Ma chère Saga,
Je suis soulagé pour vous deux et ravi de voir que ton oursonne est aussi robuste que toi, bien que je n'en doutais pas une seule seconde. Je suis heureux que ces confiseries vous aient plu, leur forme florale me rappelait les bonbons au miel de nos contrées.
Inattendu et subversif, ce sont de justes mots. Je ne m'attendais pas à de tels évènements mais permets moi de te les conter.
J'eus en premier lieu l'excellente surprise de retrouver la famille York sur place, tu sais à quel point cette étonnante sororité m'est chère, aussi nous nous installâmes ensemble pour assister à la représentation. Tout était fort agréable, du jeu des acteurs au confort acoustique de la salle. La représentation se déroulait à la perfection jusqu'au moment où le rideau se leva sur ce bien étrange troisième acte où des arbalétriers tenaient en joue les spectateurs tandis que leur chef dénonçait le système colonialiste. Si sur le fond son propos avait quelque pertinence, j'en exécrai la forme. Il y avait dans cette salle des innocents, des gens ordinaires qui avaient acquis leur place au pris de leur labeur quotidien, des familles venues se divertir sans distinction de classe.
Le duc York nous somma de sortir de la loge pour mettre ses filles en lieu sûr. Nous nous exécutâmes en dépit de la cohue et de la panique mais l'entrée du théâtre était elle aussi bien gardée.

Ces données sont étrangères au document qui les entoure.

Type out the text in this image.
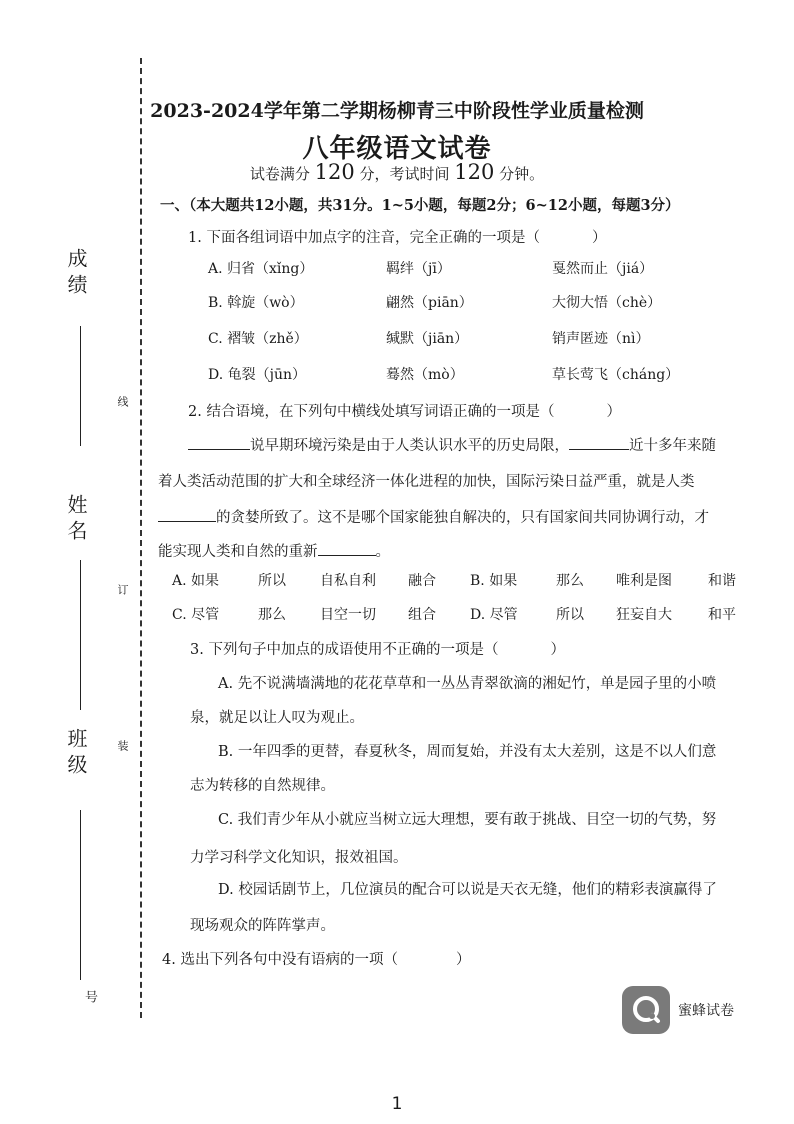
成绩
姓名
班级
线
订
装
号
2023-2024学年第二学期杨柳青三中阶段性学业质量检测
八年级语文试卷
试卷满分 120 分，考试时间 120 分钟。
一、（本大题共12小题，共31分。1~5小题，每题2分；6~12小题，每题3分）
1. 下面各组词语中加点字的注音，完全正确的一项是（	）
A. 归省（xǐng）	羁绊（jī）	戛然而止（jiá）
B. 斡旋（wò）	翩然（piān）	大彻大悟（chè）
C. 褶皱（zhě）	缄默（jiān）	销声匿迹（nì）
D. 龟裂（jūn）	蓦然（mò）	草长莺飞（cháng）
2. 结合语境，在下列句中横线处填写词语正确的一项是（	）
说早期环境污染是由于人类认识水平的历史局限，	近十多年来随
着人类活动范围的扩大和全球经济一体化进程的加快，国际污染日益严重，就是人类
的贪婪所致了。这不是哪个国家能独自解决的，只有国家间共同协调行动，才
能实现人类和自然的重新	。
A. 如果	所以 自私自利 融合 B. 如果	那么 唯利是图	和谐
C. 尽管	那么 目空一切 组合 D. 尽管	所以 狂妄自大	和平
3. 下列句子中加点的成语使用不正确的一项是（	）
A. 先不说满墙满地的花花草草和一丛丛青翠欲滴的湘妃竹，单是园子里的小喷
泉，就足以让人叹为观止。
B. 一年四季的更替，春夏秋冬，周而复始，并没有太大差别，这是不以人们意
志为转移的自然规律。
C. 我们青少年从小就应当树立远大理想，要有敢于挑战、目空一切的气势，努
力学习科学文化知识，报效祖国。
D. 校园话剧节上，几位演员的配合可以说是天衣无缝，他们的精彩表演赢得了
现场观众的阵阵掌声。
4. 选出下列各句中没有语病的一项（	）
蜜蜂试卷
1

J'optai alors de mener notre groupe par une porte de service, espérant trouver une issue pour que les demoiselles York et leurs deux autres invités, un érudit kymarais et une jeune inconnue dont les réflexes me portent à penser qu'elle travaille à bord d'une caravelle, afin que tous puissent sortir d'ici en toute sécurité. Sur le chemin, nous nous armâmes à l'aide de ce que nous pouvions trouver. Il fallut démonter quelques chaises pour s'en faire des armes mais c'était mieux que rien.

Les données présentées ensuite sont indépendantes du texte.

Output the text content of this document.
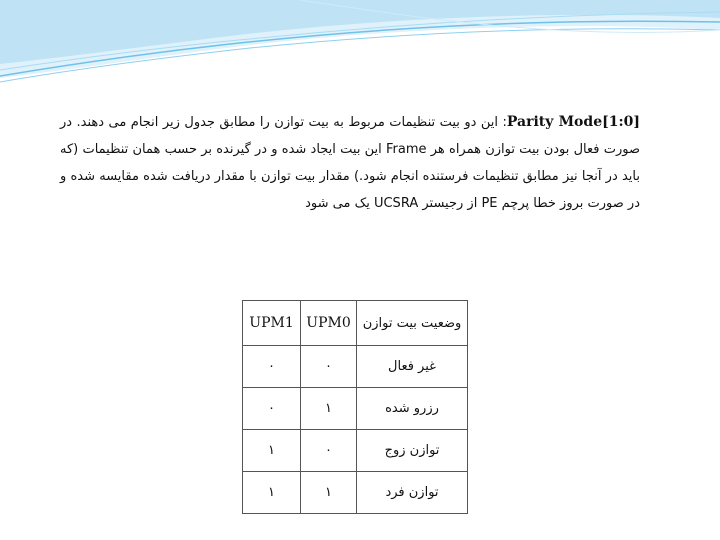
Parity Mode[1:0]: این دو بیت تنظیمات مربوط به بیت توازن را مطابق جدول زیر انجام می دهند. در صورت فعال بودن بیت توازن همراه هر Frame این بیت ایجاد شده و در گیرنده بر حسب همان تنظیمات (که باید در آنجا نیز مطابق تنظیمات فرستنده انجام شود.) مقدار بیت توازن با مقدار دریافت شده مقایسه شده و در صورت بروز خطا پرچم PE از رجیستر UCSRA یک می شود

UPM1	UPM0	وضعیت بیت توازن
۰	۰	غیر فعال
۰	۱	رزرو شده
۱	۰	توازن زوج
۱	۱	توازن فرد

Ainsi équipés, nous poursuivîmes notre chemin en coulisse jusqu'à un patio, lui aussi gardé. Notre compagnie improvisée se répartit en deux groupes et je salue le courage des demoiselles York qui surent mettre hors d'état de nuire une sentinelle alors que l'une des gardes de la princesse de Jahreel se chargeait de la seconde. De mon côté, je pris le chemin des coulisses, me faufilant avec le reste de la sororité et leurs invités. Nous trouvâmes derrière la scène une escouade, armée elle aussi, et nous convînmes d'un plan afin de mettre l'ennemi en déroute.

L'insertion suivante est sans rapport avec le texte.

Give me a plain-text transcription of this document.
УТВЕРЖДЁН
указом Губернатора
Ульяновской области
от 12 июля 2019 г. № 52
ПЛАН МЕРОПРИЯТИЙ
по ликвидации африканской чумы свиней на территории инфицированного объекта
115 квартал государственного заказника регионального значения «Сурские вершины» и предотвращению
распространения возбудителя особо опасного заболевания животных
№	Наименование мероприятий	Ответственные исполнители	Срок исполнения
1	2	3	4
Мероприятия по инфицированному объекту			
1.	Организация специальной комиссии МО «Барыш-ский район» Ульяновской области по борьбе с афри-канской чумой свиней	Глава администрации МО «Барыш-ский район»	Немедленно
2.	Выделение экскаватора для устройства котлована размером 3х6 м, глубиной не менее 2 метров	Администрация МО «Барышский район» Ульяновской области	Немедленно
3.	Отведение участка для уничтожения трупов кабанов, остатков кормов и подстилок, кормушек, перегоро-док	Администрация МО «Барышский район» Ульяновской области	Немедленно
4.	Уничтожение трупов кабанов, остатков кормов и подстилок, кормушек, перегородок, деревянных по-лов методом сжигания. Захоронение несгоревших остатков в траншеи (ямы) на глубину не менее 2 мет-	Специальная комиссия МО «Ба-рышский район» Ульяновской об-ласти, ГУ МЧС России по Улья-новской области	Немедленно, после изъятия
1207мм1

Face au nombre d'adversaire et au danger de leurs armes, nous choisîmes d'user de la ruse et de la multitude d'éléments que nous offrait le théâtre. C'est ainsi qu'éteignant les lumières et jouant de la musique tandis qu'une autre portion de notre escouade se chargeait de faire voir des apparitions à l'ennemi, nous le poussâmes à se séparer, nous permettant ainsi de les mettre un à un hors d'état de nuire.
Alors que nous menions notre offensive, de l'autre côté de la scène, un jeune homme et sa compagne firent preuve d'un courage remarquable, bravant les carreaux pour faire tomber le rideau de kabuki sur les preneurs d'otage. Cette confusion permit de mettre fin à ce malheureux acte et de libérer les artistes faits prisonniers. Hélas, malgré nos efforts, l'instigateur de cette sombre comédie est parvenu à s'enfuir, ne laissant derrière lui qu'un masque de papier.
Le jeune homme ayant fait tomber le rideau fut blessé dans l'entreprise mais rien qui ne saurait guérir ; il n'y eut heureusement aucun autre drame à déplorer et nous célébrâmes cette victoire bien qu'elle me fut douce amère car je n'ai pu mettre la main sur le chef des preneurs d'otage.
Ainsi s'achève cet acte trois des plus original. Il y eut bien des fantômes mais nés de l'inventivité de jeunes gens prometteurs et l'on compta plus de victimes parmi les assaillants qu'au sein des assaillis.
Je n'eus hélas pas le loisir d'assister à la bravoure du jeune empereur, ni à celle de la princesse de Jahreel mais leur verve nous accorda le temps nécessaire pour intervenir. Toutefois, avant la représentation, je pris l'initiative de saluer son Altesse Impériale
(il est possible que j'ai évoqué un certain clan de Fey, pardon j'ai recommencé) et j'eus le loisir d'observer son comportement vis à vis des gens du peuple. Je dois avouer qu'il m'a surpris et cela ne fut pas pour me déplaire.
J'espère que le récit des évènements t'apportera quelques éclaircissements concernant la situation au Fujikonawa. Pour ma part, je vais prendre mon envol pour un bloc non loin de la colonie, j'y ai quelques affaires à y régler et, qui sait, peut-être aurais-je une nouvelle aventure à te conter.